E, no entanto, há quem atravesse a vida como se carregasse apenas o peso dela, sem jamais tocar o assombro de estar aqui. Há quem transforme mágoas em residência permanente, como se a dor pudesse ter a última palavra sobre a grandeza de existir. Há quem se deixe consumir pelo inventário das perdas e se esqueça de que, antes de perder qualquer coisa, recebeu o dom absoluto de ter sido chamado à existência. Há quem se detenha tanto nas fraturas do caminho que já não consiga perceber que o próprio caminho é, em si, um acontecimento extraordinário. E isso me comove porque revela o quanto, muitas vezes, sofremos não apenas pelo que nos falta, mas também pela incapacidade de contemplar o que nos foi dado.
Talvez seja esse um dos dramas mais profundos da condição humana: acostumar-se ao milagre. Tornar banal aquilo que, visto de frente, deveria nos curvar em reverência. Respirar sem espanto, amanhecer sem gratidão, existir sem consciência. E, ainda assim, a vida resiste, imensa, indomável, recusando-se a caber na pressa ou nas contas secas com que tentamos medi-la. A vida transborda. É mistério. É dom. E é, sobretudo, encontro.
Por isso me veio à memória agora, Vinicius de Moraes, em Samba da Bênção: "A vida não é brincadeira, amigo. A vida é arte do encontro embora haja tanto desencontro pela vida". E, curiosamente, foi justamente um texto sobre estatísticas que me fez compreender melhor esse verso. Porque, quando tudo é reduzido a probabilidades, encontros, caminhos, até a própria existência, o que se revela não é o acaso, mas o espanto: a percepção de que aquilo que parecia aleatório carrega uma precisão silenciosa, como se houvesse uma ordem sustentando até o improvável.

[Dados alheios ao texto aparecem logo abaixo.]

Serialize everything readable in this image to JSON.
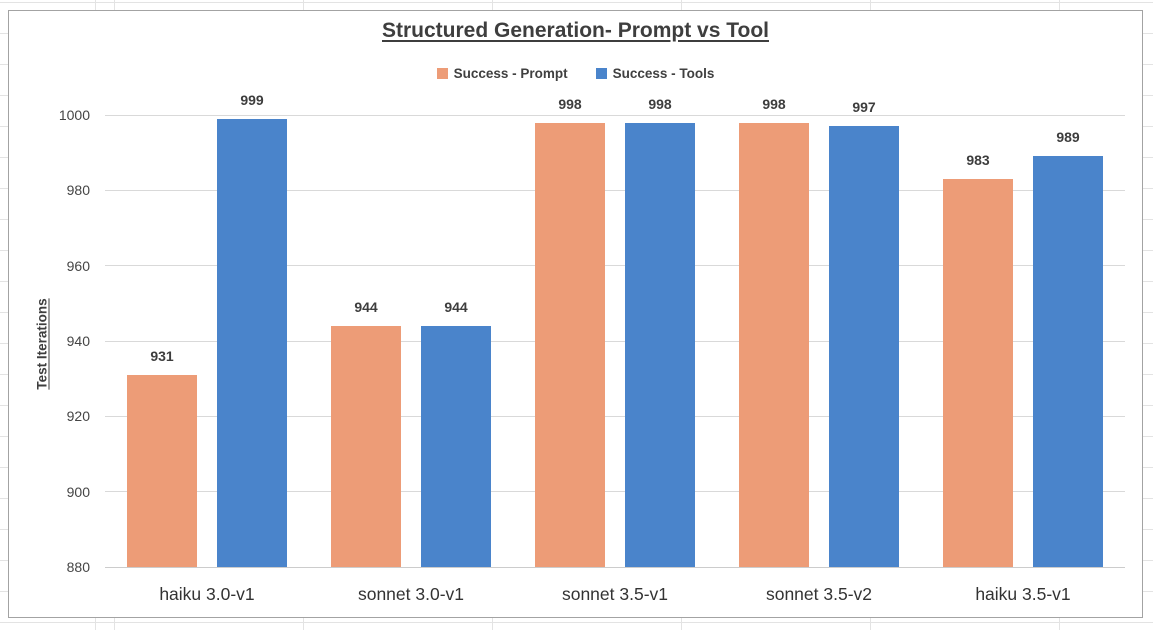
{
  "chart_data": {
    "type": "bar",
    "title": "Structured Generation- Prompt vs Tool",
    "ylabel": "Test Iterations",
    "xlabel": "",
    "categories": [
      "haiku 3.0-v1",
      "sonnet 3.0-v1",
      "sonnet 3.5-v1",
      "sonnet 3.5-v2",
      "haiku 3.5-v1"
    ],
    "series": [
      {
        "name": "Success - Prompt",
        "color": "#ED9C77",
        "values": [
          931,
          944,
          998,
          998,
          983
        ]
      },
      {
        "name": "Success - Tools",
        "color": "#4A84CB",
        "values": [
          999,
          944,
          998,
          997,
          989
        ]
      }
    ],
    "ylim": [
      880,
      1000
    ],
    "yticks": [
      880,
      900,
      920,
      940,
      960,
      980,
      1000
    ],
    "grid": true,
    "legend_position": "top-center",
    "data_labels": true,
    "colors": {
      "title_text": "#3e3e3e",
      "axis_text": "#454545",
      "category_text": "#333333",
      "gridline": "#d9d9d9",
      "chart_border": "#a3a3a3",
      "spreadsheet_gridline": "#e3e3e3"
    }
  }
}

E então, nesse limite em que os números já disseram tudo o que podiam dizer, algo maior começa a se insinuar. Não como uma resposta imediata, mas como uma presença que se deixa perceber nas entrelinhas da própria realidade.
Porque há uma coerência no existir que não se esgota nos cálculos.
E é nesse ponto, ainda em construção, ainda em descoberta, que Deus deixa de ser apenas uma hipótese distante e começa a se revelar como fundamento silencioso de tudo o que é. Não como uma ideia imposta, mas como aquilo que, pouco a pouco, se mostra necessário para sustentar o próprio fato de estarmos aqui.
E talvez resida aí uma ironia profunda: até Friedrich Nietzsche, ao dizer que "Deus está morto", acabou revelando o tamanho daquilo que tentava negar, porque só se declara a ausência daquilo que, um dia, foi essencial.
Por isso, nesta madrugada, sem pretender entender o caminho completo da estatística, passei a compreender melhor, com muito mais nitidez, nesse encontro entre a matemática e a realidade, aquilo que os números apenas insinuavam e a alma, enfim, alcançou: não foi sorte, não foi acaso, não foi coincidência benevolente perdida no caos do universo. Foi eleição do ser, foi chamada à existência, foi desígnio inscrito numa ordem mais alta do que nossos cálculos conseguem tocar. E esse entendimento, quando realmente nos atravessa, muda o peso das coisas. Porque já não se trata de perguntar se a vida vale a pena; trata-se de reconhecer, com a gravidade e a beleza que isso exige, que a vida é grande demais para ser vivida de qualquer maneira. Ela reclama consciência. Reclama reverência. Reclama inteireza.
No fim, foi isso que entendi nesta madrugada: que existir é ter sido arrancado do improvável por uma vontade maior do que nós; que viver não é um fato pequeno, mas uma convocação sublime; e que, diante da espantosa raridade de estarmos aqui, a única postura espiritualmente honesta é não apequenar a própria existência. A vida não pede licença para ser extraordinária. Ela já o é. E a nós cabe a tarefa mais séria e mais bela de todas: corresponder à altura desse milagre.